L'accès aux réseaux sociaux, une composante du poste de travail ?

Force est de constater que nombre d'entreprises ont tendance à limiter l’accès de leurs collaborateurs à internet ou aux médias sociaux, estimant qu’ils sont contre-productifs.

Cisco, le géant américain a interrogé environ 2800 étudiants et jeunes professionnels en fin de cycle à ce sujet dans 14 pays.

Voici les résultats :

- Les réseaux sociaux ont plus d'importance que le salaire

Un tiers des des étudiants et jeunes professionnels en-dessous de 30 ans affirment que, pour accepter un emploi, la liberté d’utilisation des réseaux sociaux et de choix des appareils mobiles a plus d'importance que le salaire offert. Plus surprenant encore, entre 40 % et 45 % des jeunes interrogés affirment même que, s’ils disposent d’une totale liberté technologique, ils veulent bien être moins bien payés.

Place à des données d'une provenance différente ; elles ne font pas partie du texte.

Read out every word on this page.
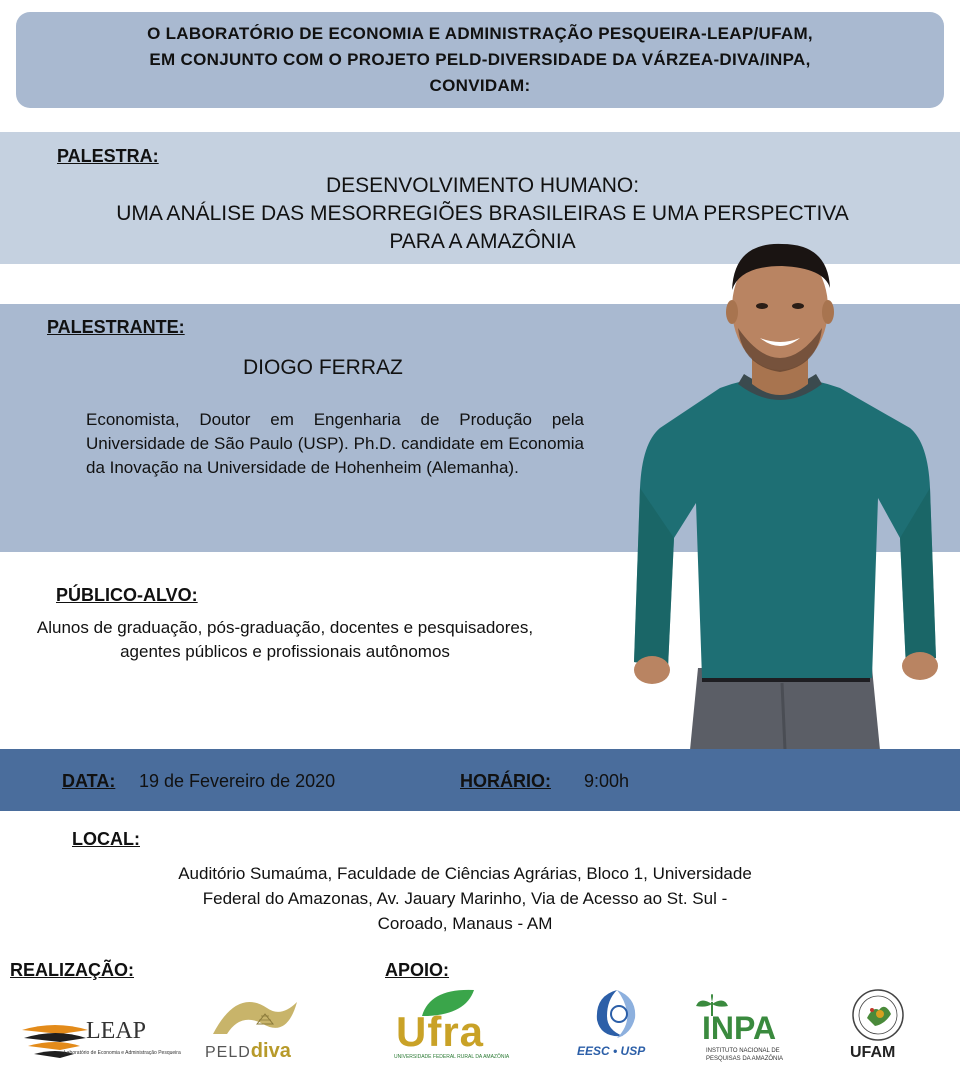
O LABORATÓRIO DE ECONOMIA E ADMINISTRAÇÃO PESQUEIRA-LEAP/UFAM,
EM CONJUNTO COM O PROJETO PELD-DIVERSIDADE DA VÁRZEA-DIVA/INPA,
CONVIDAM:
PALESTRA:
DESENVOLVIMENTO HUMANO:
UMA ANÁLISE DAS MESORREGIÕES BRASILEIRAS E UMA PERSPECTIVA
PARA A AMAZÔNIA
PALESTRANTE:
DIOGO FERRAZ
Economista, Doutor em Engenharia de Produção pela Universidade de São Paulo (USP). Ph.D. candidate em Economia da Inovação na Universidade de Hohenheim (Alemanha).
PÚBLICO-ALVO:
Alunos de graduação, pós-graduação, docentes e pesquisadores, agentes públicos e profissionais autônomos
DATA: 19 de Fevereiro de 2020	HORÁRIO: 9:00h
LOCAL:
Auditório Sumaúma, Faculdade de Ciências Agrárias, Bloco 1, Universidade
Federal do Amazonas, Av. Jauary Marinho, Via de Acesso ao St. Sul -
Coroado, Manaus - AM
REALIZAÇÃO:	APOIO:
LEAP
Laboratório de Economia e Administração Pesqueira PELDdiva	Ufra
UNIVERSIDADE FEDERAL RURAL DA AMAZÔNIA	EESC • USP
INPA
INSTITUTO NACIONAL DE
PESQUISAS DA AMAZÔNIA	UFAM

- Les réseaux sociaux, facteur déterminant pour accepter un emploi

Plus de la moitié des étudiants interrogés refuseraient de travailler dans une société interidisant l’accès aux réseaux sociaux ou trouveraient un moyen de contourner l’interdiction. Les entreprises l’ont d'ailleurs bien compris, puisque près de la moitié des employés interrogés disent que leur entreprise a mis ces éléments en avant afin de les attirer.

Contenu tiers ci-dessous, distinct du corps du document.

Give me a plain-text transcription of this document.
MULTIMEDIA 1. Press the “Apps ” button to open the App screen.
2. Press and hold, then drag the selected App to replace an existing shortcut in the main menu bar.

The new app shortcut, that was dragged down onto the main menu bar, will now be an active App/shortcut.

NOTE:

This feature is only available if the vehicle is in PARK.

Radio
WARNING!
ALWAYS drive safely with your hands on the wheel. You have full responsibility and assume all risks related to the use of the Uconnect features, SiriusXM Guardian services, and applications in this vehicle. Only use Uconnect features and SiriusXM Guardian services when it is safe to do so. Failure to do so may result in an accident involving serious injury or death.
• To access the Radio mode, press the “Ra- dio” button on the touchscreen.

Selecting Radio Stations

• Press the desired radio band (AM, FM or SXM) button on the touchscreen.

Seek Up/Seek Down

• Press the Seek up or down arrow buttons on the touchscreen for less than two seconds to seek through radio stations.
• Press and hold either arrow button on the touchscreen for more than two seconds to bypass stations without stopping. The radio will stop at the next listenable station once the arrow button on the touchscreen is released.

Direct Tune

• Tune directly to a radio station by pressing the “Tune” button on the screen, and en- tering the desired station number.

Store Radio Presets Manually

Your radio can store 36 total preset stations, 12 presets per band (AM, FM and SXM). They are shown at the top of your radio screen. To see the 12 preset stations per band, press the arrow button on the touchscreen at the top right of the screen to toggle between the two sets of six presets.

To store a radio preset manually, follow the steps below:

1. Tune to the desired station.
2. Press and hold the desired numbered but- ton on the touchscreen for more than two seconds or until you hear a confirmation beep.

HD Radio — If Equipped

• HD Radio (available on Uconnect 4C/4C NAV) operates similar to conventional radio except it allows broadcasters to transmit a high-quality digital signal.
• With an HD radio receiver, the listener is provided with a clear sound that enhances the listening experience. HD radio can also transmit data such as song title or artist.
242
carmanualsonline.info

- Importance des appareils, des réseaux vitaux et de l'information

Plus de la moitié des étudiants et plus encore d’utilisateurs déclarent qu’ils ne pourraient vivre sans l’internet. Le tiers des sondés considèrent le web aussi vital que l’eau, l’air ou la nourriture.

- Une connexion permanente

La grande majorité des jeunes, étudiants ou employés, considèrent comme tout à fait normal de pouvoir accéder aux réseaux sociaux et aux sites web de leur choix quand ils le souhaitent et, si nécessaire, à partir des terminaux de leur société. Les 3/4 des jeunes salariés reconnaissent qu'ils consultent leur page Facebook au moins une fois par jour au boulot et un sur dix la laisse ouverte constamment.

- Le travail à distance ou télétravail

Un tiers des jeunes considèrent comme un droit le fait de pouvoir travailler à distance avec des horaires flexibles. Plus de la moitié des employés peuvent déjà se connecter à distance, mais le quart seulement peuvent le faire d’où ils veulent quand ils veulent. Enfin, sept étudiants sur dix estiment que se rendre régulièrement au bureau n'est plus nécessaire. Selon les sondés, leur productivité pourrait même en être améliorée.